San Ramon Valley Unified School District ethnic studies course teaches students about systemic oppression and requires activism as final assessment, uses “Critical Race Theory: an introduction” as a core text.


A Freedom of Information Act request response provided to Parents Defending Education by Zachor Legal reveals that a San Ramon Valley Unified School District ethnic studies course teaches students about power, privilege, systemic oppression, reparations, and requires activism. The course includes the use of the book Critical Race Theory: An introduction as a core text.

According to the course overview, students will “engage in articulate discussions about the complexities of power, privilege, and agency in history and modern-day sociopolitical systems, through the lenses of race, ethnicity, gender, class, ability, and religion.” It also states that students will “learn about liberatory social movements and culminate with a student designed action project, which leans into dismantling institutionalized oppression, and that authentically promotes students’ civic engagement, self-efficacy and collective empowerment in the local community setting.”

The first unit for the course features students engaging in “courageous conversations through empathy, vulnerability, and authenticity” and “prioritizes expectations around the human element that is central to both the content and pedagogy.” It states that this “level of introspection and collectivist mindsets are not the norm in a traditional classroom.”

The unit utilizes the Courageous Conversations Compass as part of an active listening practice which includes students “use a ‘WORKING DEFINITION’ for race” and “examine the presence and role of ‘WHITENESS.'”

The second unit summary states that students will “explore how multiple facets of identity are intersectional, how bias forms stereotypes, and define race as a social construct.” It will also “offer adequate time to study the science of bias and its role and origins in topics such as Eugenics, as well as the complexities of how microaggressions are perceived and received as either cultural appropriation or appreciation.”

The unit titled “Hegemony, Power, Privilege, Positionality” states that “systems of power control circumstances within economic, political, and sociocultural contexts.” The unit “aims to provide education on the reasons behind systems of power, and to dismantle misguided beliefs that these issues still exist purely as a result of prejudice by individuals, not as a result of the dire circumstances that systems and their policies perpetuate.” The unit will also have students “studying the systems of patriarchy and sexism” and “learn about how misogyny plays out in different communities.”

Unit four, titled “Systems of Oppression: Dehumanization, Humanization,” states that students will study “dehumanization in the form of objectification, alienation and exploitation, as well as the empowerment of humanization made possible by restoration of dignity and self-determination, and of the telling and retelling of stories and counter-narratives.” It will also have students “demonstrate how validating personal experiences and identities within the learning community can be a gateway to transformative change.”

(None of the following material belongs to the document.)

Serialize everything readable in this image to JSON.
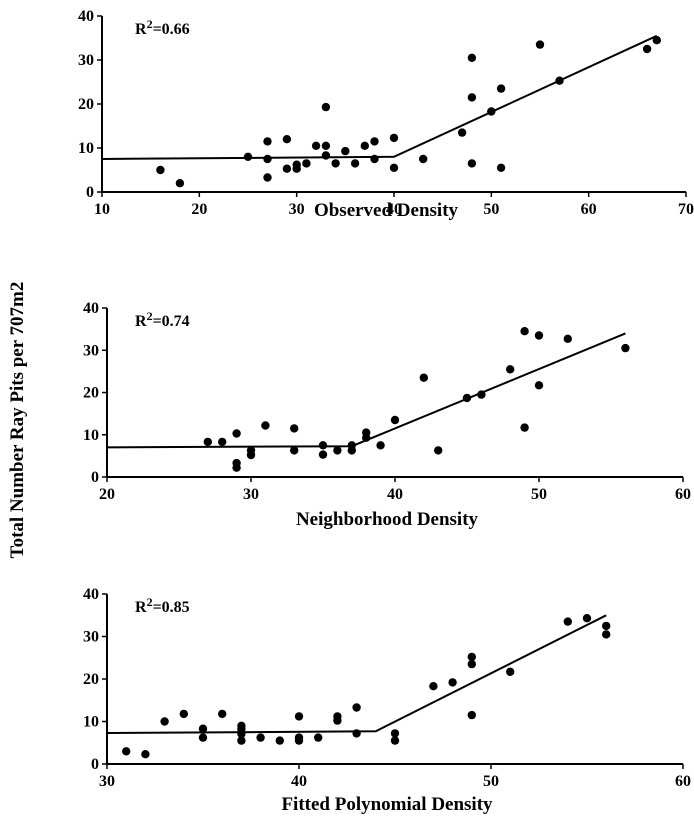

Students will “shift from generating general questions or learnings around racial formation and personal ancestral legacies, to more complex inquiries, which connect those hxrstorical patterns and policies to current issues.” The unit assignment will focus on “Reparations for Native American Genocide” using the resource “Rethinking Columbus.”

The fifth unit titled “Resistance, Justice, and Agency” will focus on students recognizing the “positive work that has been accomplished through social movements that operate(d) to resist systemic inequities for all identities, and to understand the role that solidarity plays in building a movement.” It continues: “The gains achieved through agency and activism, as perpetuated by solidarity of members within and outside of like groups, offers hope and exemplifies the types of small and big actions that can be taken to disrupt oppression.”

The summary also states that “classrooms serve as(safe) spaces for authentic discussions which apply critical thinking skills and high level [sic] listening to solve complex problems about our humanity and the humanity of those around us.” A list of “examples of social movements” include Black Lives Matter and the Black Panthers.

The final unit is a “comprehensive final inquiry project and the culmination of the course” where “students experience the liberating process of praxis (turning theory into action).” The students are to “become change agents within their immediate scope of influence in the community, requiring them to effectively research multiple perspectives, organize, and communicate, all within the umbrella of understanding how systemic oppression plays out for marginalized communities, and how dominant culture may or may not be aware of these issues.”

The summary states that this “unit is critical because ‘it evaluates how determined students are to put in the necessary work for organizing.'”

Course materials include the use of Courageous Conversations About Race, Critical Race Theory: An introduction, and Rethinking Ethnic Studies.

A section titled “Mentor texts: primary sources/ novels/ periodical/ scholarly article” lists resources such as Paulo Freire’s Pedagogy of the Oppressed and accompanying student guide, “Algorithms of Oppression: How Search Engines Reinforce Racism,” and “Rethinking Columbus The Next 500 Years.”